Patients with MS may present with motor disorders (muscle weakness, muscle contractions and spasms, paralysis of one or more limbs, ataxia, and speech or writing disorders) sometimes associated with sensory disturbances (tingling, abnormal sensations in a part of the body, extremities, hands, feet, or face, pain, diffuse headaches, dizziness and imbalance).
There is no specific test for multiple sclerosis [212]. Modern examinations allow for early diagnosis, but clinical data are often sufficient: a progression through successive relapses is highly suggestive of the diagnosis. A duration of 24 hours is necessary to qualify an event as a relapse.
Dissemination in space is the second criterion [212]; this involves demonstrating that the patient has at least two lesions in the central nervous system.
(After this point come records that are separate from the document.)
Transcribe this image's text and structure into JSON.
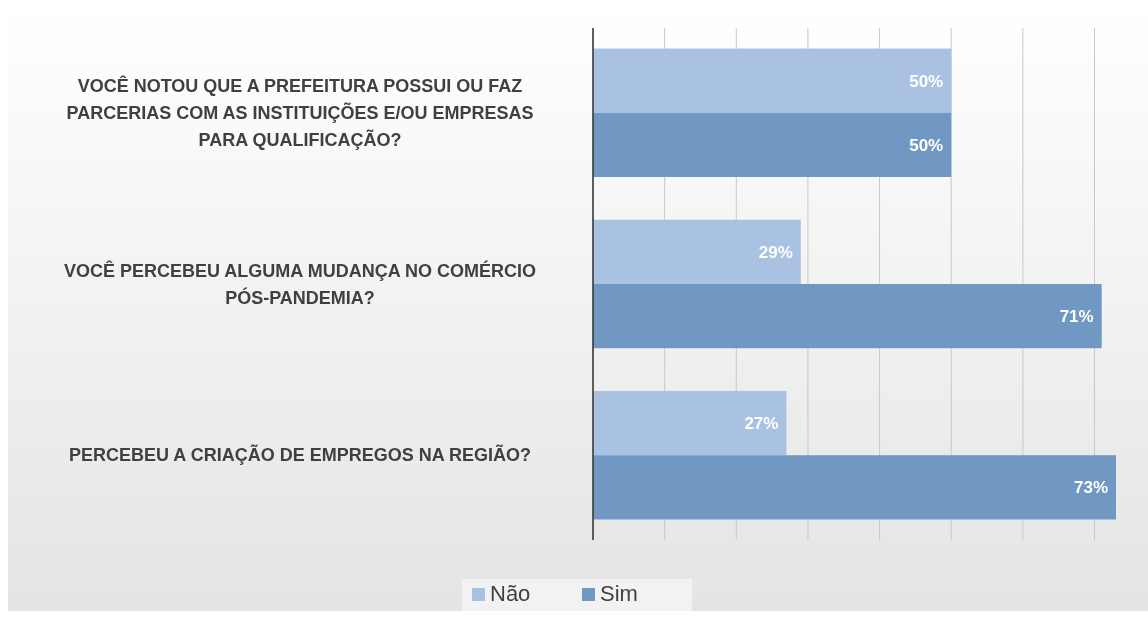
{
  "chart_data": {
    "type": "bar",
    "orientation": "horizontal",
    "categories": [
      "VOCÊ NOTOU QUE A PREFEITURA POSSUI OU FAZ PARCERIAS COM AS INSTITUIÇÕES E/OU EMPRESAS PARA QUALIFICAÇÃO?",
      "VOCÊ PERCEBEU ALGUMA MUDANÇA NO COMÉRCIO PÓS-PANDEMIA?",
      "PERCEBEU A CRIAÇÃO DE EMPREGOS NA REGIÃO?"
    ],
    "series": [
      {
        "name": "Não",
        "color": "#a9c2e2",
        "values": [
          50,
          29,
          27
        ],
        "value_labels": [
          "50%",
          "29%",
          "27%"
        ]
      },
      {
        "name": "Sim",
        "color": "#7098c2",
        "values": [
          50,
          71,
          73
        ],
        "value_labels": [
          "50%",
          "71%",
          "73%"
        ]
      }
    ],
    "xticks": [
      {
        "value": 0,
        "label": null
      },
      {
        "value": 10,
        "label": null
      },
      {
        "value": 20,
        "label": null
      },
      {
        "value": 30,
        "label": null
      },
      {
        "value": 40,
        "label": null
      },
      {
        "value": 50,
        "label": null
      },
      {
        "value": 60,
        "label": null
      },
      {
        "value": 70,
        "label": null
      }
    ],
    "grid": "x",
    "legend": "bottom"
  }
}
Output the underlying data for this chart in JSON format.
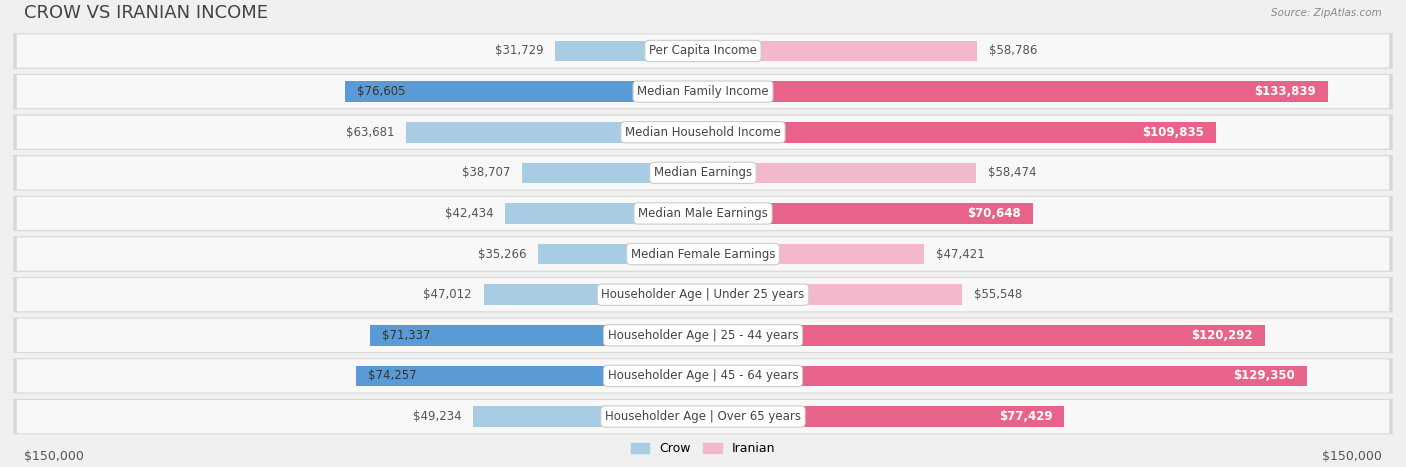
{
  "title": "CROW VS IRANIAN INCOME",
  "source": "Source: ZipAtlas.com",
  "categories": [
    "Per Capita Income",
    "Median Family Income",
    "Median Household Income",
    "Median Earnings",
    "Median Male Earnings",
    "Median Female Earnings",
    "Householder Age | Under 25 years",
    "Householder Age | 25 - 44 years",
    "Householder Age | 45 - 64 years",
    "Householder Age | Over 65 years"
  ],
  "crow_values": [
    31729,
    76605,
    63681,
    38707,
    42434,
    35266,
    47012,
    71337,
    74257,
    49234
  ],
  "iranian_values": [
    58786,
    133839,
    109835,
    58474,
    70648,
    47421,
    55548,
    120292,
    129350,
    77429
  ],
  "crow_color_light": "#a8cce4",
  "crow_color_dark": "#5b9bd5",
  "iranian_color_light": "#f4b8cb",
  "iranian_color_dark": "#e8638a",
  "max_value": 150000,
  "crow_label": "Crow",
  "iranian_label": "Iranian",
  "background_color": "#f0f0f0",
  "row_bg_color": "#e8e8e8",
  "row_inner_color": "#ffffff",
  "title_fontsize": 13,
  "label_fontsize": 8.5,
  "value_fontsize": 8.5,
  "axis_label": "$150,000",
  "dark_threshold": 0.45
}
The ideal clinical situation for diagnosis is the concomitant involvement of the neuraxis and the optic nerve. In other cases, recourse to complementary examinations is necessary to demonstrate this multifocality. It should be noted that the identified lesions are often more disseminated than clinical symptoms suggest.
Analysis of the cerebrospinal fluid (CSF) [91, 215] provides valuable diagnostic evidence when it highlights inflammation.
Evoked potentials (EP) [31, 216] - visual, auditory, sensory, and more recently motor EPs - allow for the detection of subclinical distress in the corresponding axonal pathways. The goal is to demonstrate the multifocality of the lesions; if clinical data alone achieve this, these tests are unnecessary.
Magnetic Resonance Imaging (MRI) [183] is the second examination of choice; it allows for the early detection of lesion multifocality, even before the onset of symptoms [215].
Treatment :
The treatment of multiple sclerosis aims for two objectives: to slow the progression of the disease and to relieve the patient. However, it is still impossible to cure MS [217]. Treatment is therefore symptomatic [216], although it can influence the course of the disease: corticosteroids, immunosuppressants, antispasmodics, muscle relaxants, antidepressants, and interferon-beta…
Medical treatment is accompanied by rest, physiotherapy sessions, therapeutic massage, and rehabilitation (occupational therapy and physiotherapy). However, one must remain critical regarding the efficacy of treatments, especially at the beginning of the disease, while taking into account the naturally regressive nature of relapses. For individuals with the disease, it is possible to slow the onset of symptoms by getting enough rest [212], avoiding stress, heat and sunlight, exercising regularly, and maintaining a healthy, balanced diet.